Prisme-Partition. Réfractions de l‘image et configurations de la voix dans un poème visuel

Authors

  • Mary Shaw

Abstract

“Quartet/Quatuor” is an experiment in voice and image. The English poem by Mary Shaw, its translation by the poet herself, François Cornilliat, Michael Bishop, and Christopher Elson, along with Shaw's reflection upon her own text as both a prism (a differenciator of colours, possible visibilities) and a score (a painstaking visual organization, shareable, musical and singing) bring to the fore a series of fundamental issues for contemporary poetics. We find in this text the confrontation of the space of the page and the interior voice as well as that of the vertical and horizontal axes of a poetry which is to a certain extent concrete with the psychological and dramatic elements of a (non) dialogue among (at least) four figures of an everyday and yet marvelous story of encounter and discovery.

Author Biography

Mary Shaw

Mary Shaw is a poet and professor of French Literature at Rutgers University – New Brunswick (New Jersey).

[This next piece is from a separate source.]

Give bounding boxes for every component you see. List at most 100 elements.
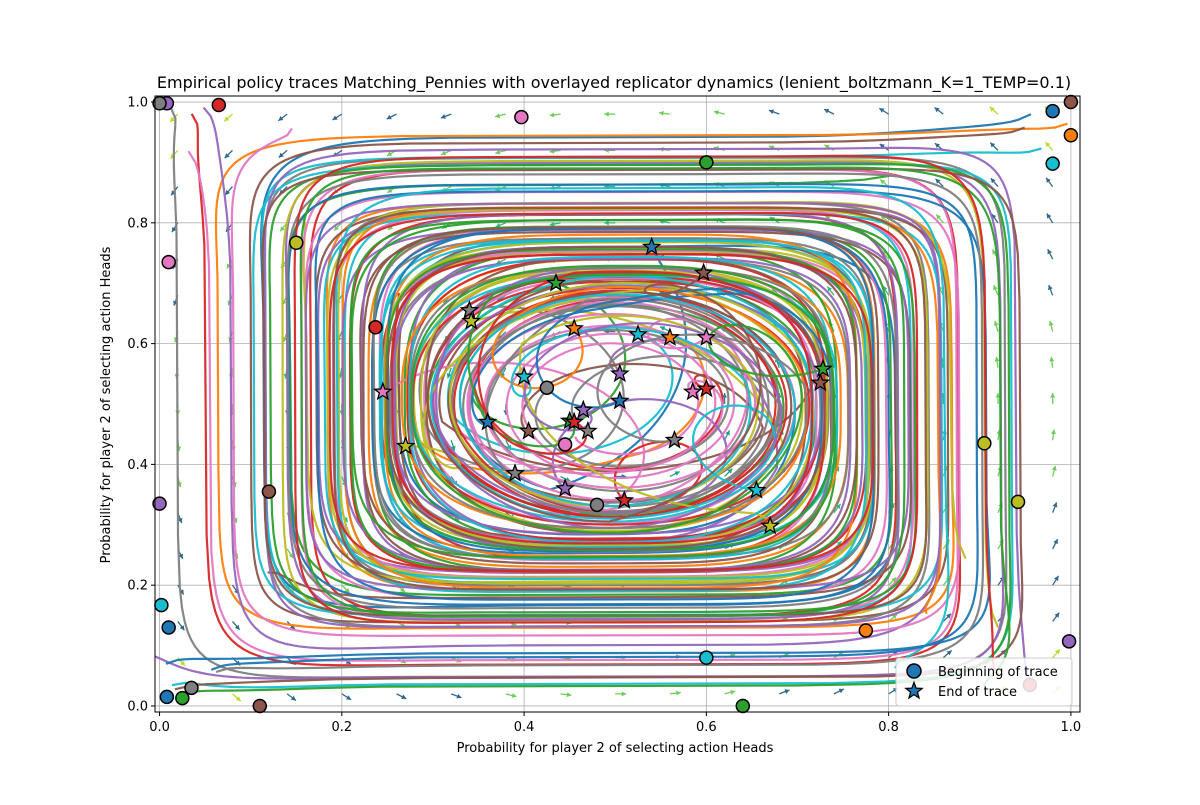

Along with such critical works as Performance in the Texts of Mallarmé (1993), The Cambridge Introduction to French Poetry (2003), and Visible Writings: Forms, Cultures, Readings (co-edited with Marija Dalbello, 2011), she has edited and translated Entangled - Papers! - Notes, a bilingual volume of poetry by Claude Mouchard (2017), and published two bilingual children‘s books and a collection of poems, Album Without Pictures (2008). Her dreamscapes regularly appear in the online journal Transitions, and have also appeared in Hyperion: The Future of Aesthetics (2017) and in the journals Po&sie (2015) and Versants (2015) in French translations. She is currently working on gathering a first volume of these texts.